Toll Fight on the Horizon [CT Post]

July 13, 2015

CT Post

If Connecticut’s border communities appeared to have dodged highway tolls in this legislative session, well — not so fast.

Lawmakers could get called back to Hartford in the fall for yet another special session, this time to deal with funding a $100 billion long-term transportation overhaul prescribed by Gov. Dannel P. Malloy.

Malloy is seeking a constitutional amendment ensuring that the money in the state’s Special Transportation Fund cannot be spent in other areas. The fund is set to take in $1.5 billion in revenues from gas and petroleum taxes, as well as a portion of the sales tax, for the current fiscal year.

The “lock box” measure is expected to rekindle the raging debate over tolls, which have been absent from state highways for 30 years. This would be the second special session of the year, with lawmakers summoned back to the Capitol during the final week of June to hammer out the details of a controversial and tax-laden $40 billion, two-year budget.

“I think part of that conversation will be electronic tolling or congestion pricing,” said state Rep. Tony Guerrera, D-Rocky Hill, co-chairman of the General Assembly’s Transportation Committee. “I think electronic tolling isn’t the silver bullet that’s going to fix it, but it’s a big part of getting money that’s going to be put into this lock box.”
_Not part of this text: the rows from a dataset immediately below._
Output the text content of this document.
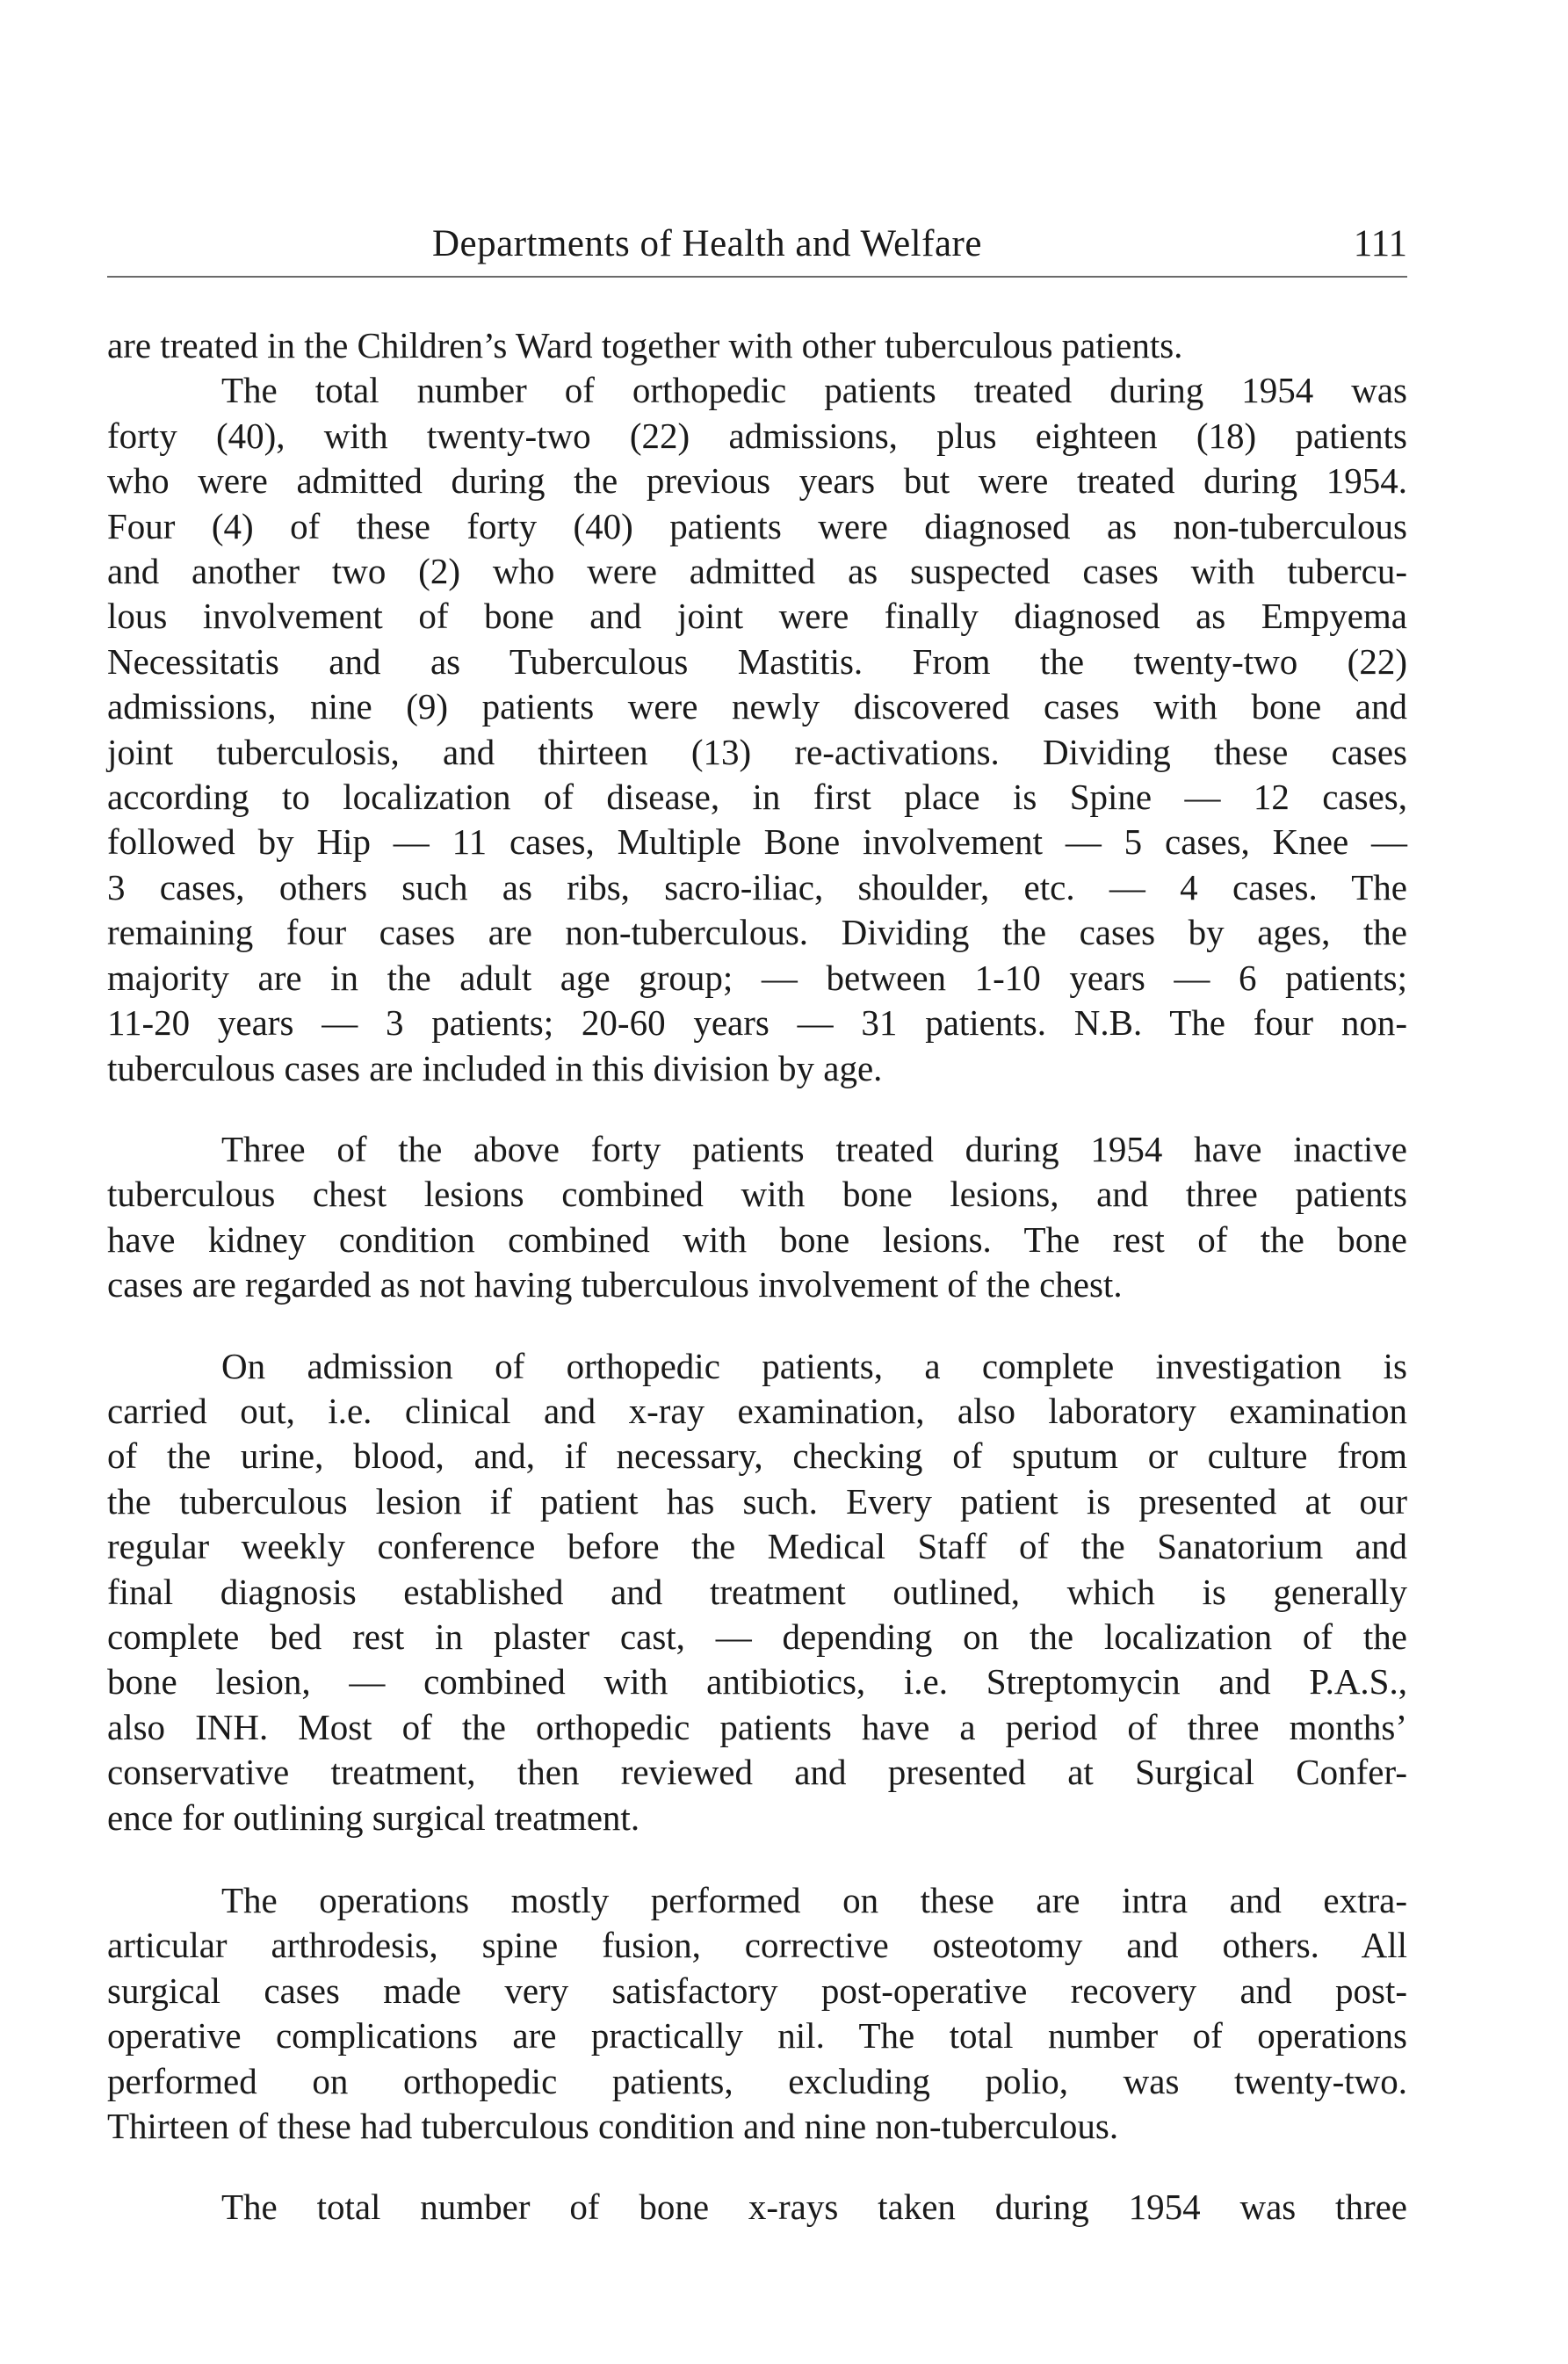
Departments of Health and Welfare	111

are treated in the Children’s Ward together with other tuberculous patients.

The total number of orthopedic patients treated during 1954 was
forty (40), with twenty-two (22) admissions, plus eighteen (18) patients
who were admitted during the previous years but were treated during 1954.
Four (4) of these forty (40) patients were diagnosed as non-tuberculous
and another two (2) who were admitted as suspected cases with tubercu-
lous involvement of bone and joint were finally diagnosed as Empyema
Necessitatis and as Tuberculous Mastitis. From the twenty-two (22)
admissions, nine (9) patients were newly discovered cases with bone and
joint tuberculosis, and thirteen (13) re-activations. Dividing these cases
according to localization of disease, in first place is Spine — 12 cases,
followed by Hip — 11 cases, Multiple Bone involvement — 5 cases, Knee —
3 cases, others such as ribs, sacro-iliac, shoulder, etc. — 4 cases. The
remaining four cases are non-tuberculous. Dividing the cases by ages, the
majority are in the adult age group; — between 1-10 years — 6 patients;
11-20 years — 3 patients; 20-60 years — 31 patients. N.B. The four non-
tuberculous cases are included in this division by age.

Three of the above forty patients treated during 1954 have inactive
tuberculous chest lesions combined with bone lesions, and three patients
have kidney condition combined with bone lesions. The rest of the bone
cases are regarded as not having tuberculous involvement of the chest.

On admission of orthopedic patients, a complete investigation is
carried out, i.e. clinical and x-ray examination, also laboratory examination
of the urine, blood, and, if necessary, checking of sputum or culture from
the tuberculous lesion if patient has such. Every patient is presented at our
regular weekly conference before the Medical Staff of the Sanatorium and
final diagnosis established and treatment outlined, which is generally
complete bed rest in plaster cast, — depending on the localization of the
bone lesion, — combined with antibiotics, i.e. Streptomycin and P.A.S.,
also INH. Most of the orthopedic patients have a period of three months’
conservative treatment, then reviewed and presented at Surgical Confer-
ence for outlining surgical treatment.

The operations mostly performed on these are intra and extra-
articular arthrodesis, spine fusion, corrective osteotomy and others. All
surgical cases made very satisfactory post-operative recovery and post-
operative complications are practically nil. The total number of operations
performed on orthopedic patients, excluding polio, was twenty-two.
Thirteen of these had tuberculous condition and nine non-tuberculous.

The total number of bone x-rays taken during 1954 was three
Mark Bergman, a spokesman for Malloy, said the discussion of tolls is premature until a working group created by the governor to look into funding options finishes its work.

“I think it’s way too early to get into that,” Bergman said. “The immediate goal is to make sure a constitutional amendment is adopted on the ballot in 2016. It might require a special session.”

Along the border, however, elected officials are already cringing.

“I think every resident of this state ought to be terrified that they go back in special session for anything, let alone creating a mythical lock box that they’ll never honor and that they’ll never respect,” said Mark Boughton, Danbury’s longtime Republican mayor. “We think it’s going to do tremendous damage to an already fragile economy here in western Connecticut.”

State Sen. L. Scott Frantz, R-Greenwich, a Transportation Committee member, said toll foes like himself have their work cut out for them.

“Eventually, (Rep. Guerrera is) going to get his way, I think, if things continue on down that road,” Frantz said. “But it’s not going to come without a battle because we will lay ourselves down on the track in opposition to tolls. It’s unfair. It’s dangerous. It’s bad for commerce, and tolls, in general, are just another tax on the people of Connecticut, as well as out-of-staters.”

Frantz voted against a bill that passed during the regular session this year that directs the state Department of Transportation to come up with a tolling system plan.

Unlike some fellow Republicans, Frantz supports the lock box measure.

“There’s too much monkey business when it comes to shifting money around at the state level,” said Frantz, who also represents parts of Stamford and New Canaan.

Right now, there is a statutory limit on how transportation funds are spent, but the governor and the Legislature can override it. With Malloy committing the state to widening Interstates 95 and 84, there is concern that funding could be diverted by future administrations to wipe away budget deficits.

“We need that constitutional amendment to show the public that we’re serious about this,” said Garrett Eucalitto, Malloy’s undersecretary for transportation policy and planning.

There are two ways of going about getting a constitutional amendment passed. The first would require a three-quarters majority of both the House and Senate when lawmakers reconvene for the next regular session in early 2016, followed by a referendum of voters later that fall. Alternatively, it would take a simple majority in the Legislature if the amendment came up for a vote in a special session and again in a regular session. A referendum would still be required in the second case.

“I have always been slightly offended by the ‘lock box’ idea, and I use that in quotes, because we have earmarked many funds, and those funds never make it where they’re supposed to go in their entirety,” said House Minority Leader Themis Klarides, R-Derby.

Said Senate Minority Leader Len Fasano, R-North Haven, “The Special Transportation Fund is not a bank. But sadly it’s been used like one for years.”

Transfers out of the fund have become commonplace. Money was moved out of the fund and used for other purposes in 2003, 2004, 2009 and 2014. Eucalitto said while $76 million was shifted to the General Fund, $190 million was moved into the Transportation Fund, with the state allocating more of the petroleum tax to the special account.